American Methodist bishop

Cyrus David Foss (January 17, 1834 - January 29, 1910) was a prominent Methodist bishop in the latter 19th century, primarily serving in New York City and New England.

==Biography==
Foss was born in Kingston, New York, on January 17, 1834. He attended Wesleyan University, graduating in 1854. He began his career teaching, and then entered the ministry. Foss was "pastor of the most prominent Methodist churches in this city [New York] and Brooklyn."

Foss married Mary E. Bradley in 1856. She died in 1863, and he married Amelia Robertson in 1865.

Foss was elected the sixth President of Wesleyan University in 1875, and he held that post for five years. His term in office was generally prosperous. By all accounts, Foss was a genial and avuncular man.
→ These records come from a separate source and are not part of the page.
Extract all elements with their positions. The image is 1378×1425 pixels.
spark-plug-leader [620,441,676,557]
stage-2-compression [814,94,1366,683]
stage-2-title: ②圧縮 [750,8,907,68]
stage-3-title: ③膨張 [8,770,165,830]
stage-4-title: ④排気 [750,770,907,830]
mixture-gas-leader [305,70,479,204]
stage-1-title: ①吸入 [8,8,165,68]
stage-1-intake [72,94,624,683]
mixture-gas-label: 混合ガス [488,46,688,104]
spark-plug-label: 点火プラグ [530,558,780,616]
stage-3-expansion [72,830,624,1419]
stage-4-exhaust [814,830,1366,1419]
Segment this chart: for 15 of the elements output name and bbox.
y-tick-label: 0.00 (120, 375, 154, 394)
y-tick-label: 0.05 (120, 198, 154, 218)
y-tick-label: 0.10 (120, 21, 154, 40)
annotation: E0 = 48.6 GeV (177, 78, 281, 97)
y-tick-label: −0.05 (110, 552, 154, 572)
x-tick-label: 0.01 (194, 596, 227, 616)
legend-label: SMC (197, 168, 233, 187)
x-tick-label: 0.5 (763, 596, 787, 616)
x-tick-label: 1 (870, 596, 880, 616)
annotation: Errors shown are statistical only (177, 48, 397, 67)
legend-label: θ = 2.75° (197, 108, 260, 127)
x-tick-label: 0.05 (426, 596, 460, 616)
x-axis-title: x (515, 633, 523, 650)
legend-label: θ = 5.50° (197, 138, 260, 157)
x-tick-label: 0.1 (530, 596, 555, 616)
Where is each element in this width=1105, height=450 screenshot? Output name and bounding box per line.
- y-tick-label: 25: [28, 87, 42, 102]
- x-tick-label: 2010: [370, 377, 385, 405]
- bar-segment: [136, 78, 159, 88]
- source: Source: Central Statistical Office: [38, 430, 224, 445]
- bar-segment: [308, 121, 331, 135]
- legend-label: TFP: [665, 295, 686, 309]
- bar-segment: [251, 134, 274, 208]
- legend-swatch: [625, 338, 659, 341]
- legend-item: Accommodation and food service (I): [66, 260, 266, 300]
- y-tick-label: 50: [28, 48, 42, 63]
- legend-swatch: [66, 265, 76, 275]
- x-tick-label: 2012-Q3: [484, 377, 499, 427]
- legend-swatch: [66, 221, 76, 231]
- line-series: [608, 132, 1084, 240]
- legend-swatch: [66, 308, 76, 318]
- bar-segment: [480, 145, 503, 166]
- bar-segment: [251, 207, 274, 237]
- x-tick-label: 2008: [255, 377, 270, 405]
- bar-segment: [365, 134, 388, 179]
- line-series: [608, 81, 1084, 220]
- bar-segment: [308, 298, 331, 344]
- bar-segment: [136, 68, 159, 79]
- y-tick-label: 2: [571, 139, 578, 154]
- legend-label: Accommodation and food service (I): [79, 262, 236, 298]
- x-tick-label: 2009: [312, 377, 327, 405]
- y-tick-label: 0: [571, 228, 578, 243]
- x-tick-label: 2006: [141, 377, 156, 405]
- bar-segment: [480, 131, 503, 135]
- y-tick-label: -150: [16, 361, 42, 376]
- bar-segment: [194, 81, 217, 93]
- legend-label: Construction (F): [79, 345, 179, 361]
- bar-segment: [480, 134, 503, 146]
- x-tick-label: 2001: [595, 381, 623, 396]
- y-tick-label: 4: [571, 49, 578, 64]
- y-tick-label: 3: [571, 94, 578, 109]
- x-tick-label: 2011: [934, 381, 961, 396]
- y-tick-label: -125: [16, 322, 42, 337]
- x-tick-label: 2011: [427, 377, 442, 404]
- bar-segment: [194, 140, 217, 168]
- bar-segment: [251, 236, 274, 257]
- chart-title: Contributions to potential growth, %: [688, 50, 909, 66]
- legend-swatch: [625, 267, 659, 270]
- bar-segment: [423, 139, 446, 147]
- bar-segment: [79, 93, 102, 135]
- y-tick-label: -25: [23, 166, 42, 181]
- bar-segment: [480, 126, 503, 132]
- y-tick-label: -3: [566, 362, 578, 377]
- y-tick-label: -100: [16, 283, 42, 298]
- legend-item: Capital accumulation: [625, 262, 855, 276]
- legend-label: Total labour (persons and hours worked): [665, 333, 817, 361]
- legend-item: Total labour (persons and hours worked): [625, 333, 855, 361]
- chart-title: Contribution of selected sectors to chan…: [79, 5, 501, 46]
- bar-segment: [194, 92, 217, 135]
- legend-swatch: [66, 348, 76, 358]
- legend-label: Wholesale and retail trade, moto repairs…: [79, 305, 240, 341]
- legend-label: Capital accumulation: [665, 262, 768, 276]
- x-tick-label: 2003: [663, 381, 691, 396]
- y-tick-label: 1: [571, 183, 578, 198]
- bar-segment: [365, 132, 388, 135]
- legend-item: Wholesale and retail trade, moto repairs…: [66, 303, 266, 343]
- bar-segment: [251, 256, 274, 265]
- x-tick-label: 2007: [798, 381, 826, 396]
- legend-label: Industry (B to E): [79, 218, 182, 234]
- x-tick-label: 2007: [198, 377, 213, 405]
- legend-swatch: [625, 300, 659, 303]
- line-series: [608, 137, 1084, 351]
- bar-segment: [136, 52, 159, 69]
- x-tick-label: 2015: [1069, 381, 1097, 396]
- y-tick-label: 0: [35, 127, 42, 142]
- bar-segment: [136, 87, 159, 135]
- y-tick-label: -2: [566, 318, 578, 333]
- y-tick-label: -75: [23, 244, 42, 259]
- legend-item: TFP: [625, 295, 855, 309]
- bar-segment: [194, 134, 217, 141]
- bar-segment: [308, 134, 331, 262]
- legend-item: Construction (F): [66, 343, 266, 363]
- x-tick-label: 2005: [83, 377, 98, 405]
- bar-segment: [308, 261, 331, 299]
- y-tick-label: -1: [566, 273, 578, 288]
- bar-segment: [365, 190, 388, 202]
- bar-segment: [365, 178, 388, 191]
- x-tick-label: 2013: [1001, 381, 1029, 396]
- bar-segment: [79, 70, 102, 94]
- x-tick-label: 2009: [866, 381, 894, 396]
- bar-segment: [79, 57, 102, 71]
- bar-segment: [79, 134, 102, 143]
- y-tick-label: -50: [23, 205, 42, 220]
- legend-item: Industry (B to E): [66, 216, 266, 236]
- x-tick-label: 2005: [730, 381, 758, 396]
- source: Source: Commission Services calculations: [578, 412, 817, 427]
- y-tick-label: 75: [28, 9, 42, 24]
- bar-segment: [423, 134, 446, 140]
Foss is widely credited for saving the school when it was in a time of financial ruin, following the Panic of 1873. To raise funds, he created a new program of disciplined Christian living for the students, and met with many prominent Methodist church leaders of New England. This Christian living program lasted until spring 1877. He lived on a hill behind the campus, and "Foss House" was a prominent campus fixture until the late 1950s. It was used to house veterans during and after World War II. It is now the site of West College. The hill is still known as "Foss Hill."

Bishop Foss is recognized as a man of superior abilities, an able preacher, and an earnest and devout Christian... He received the degree of D. D. from Wesleyan University in 1870 and that of LL.D. from Cornell College, Iowa, in 1879. He has contributed to current literature, and has published sermons and addresses, including "Songs in the Night," a Thanksgiving sermon, (New York, 1862), and his inaugural address as president of Wesleyan University (1876).

In 1880 Foss was consecrated a Methodist bishop. He served as a bishop in Minneapolis and Philadelphia. Later in life, Foss travelled the world extensively for the Methodist Church, and he published an account of his travels as From the Himalayas to the Equator: Letters, Sketches and Addresses, Giving Some Account of a Tour of India and Malaysia. After visiting missions in China he became ill, and did not recover his health.

Foss died in Philadelphia on January 29, 1910, and was buried in Pawling, New York. His papers are kept at Wesleyan and Drew Universities. A biography of Foss was published posthumously.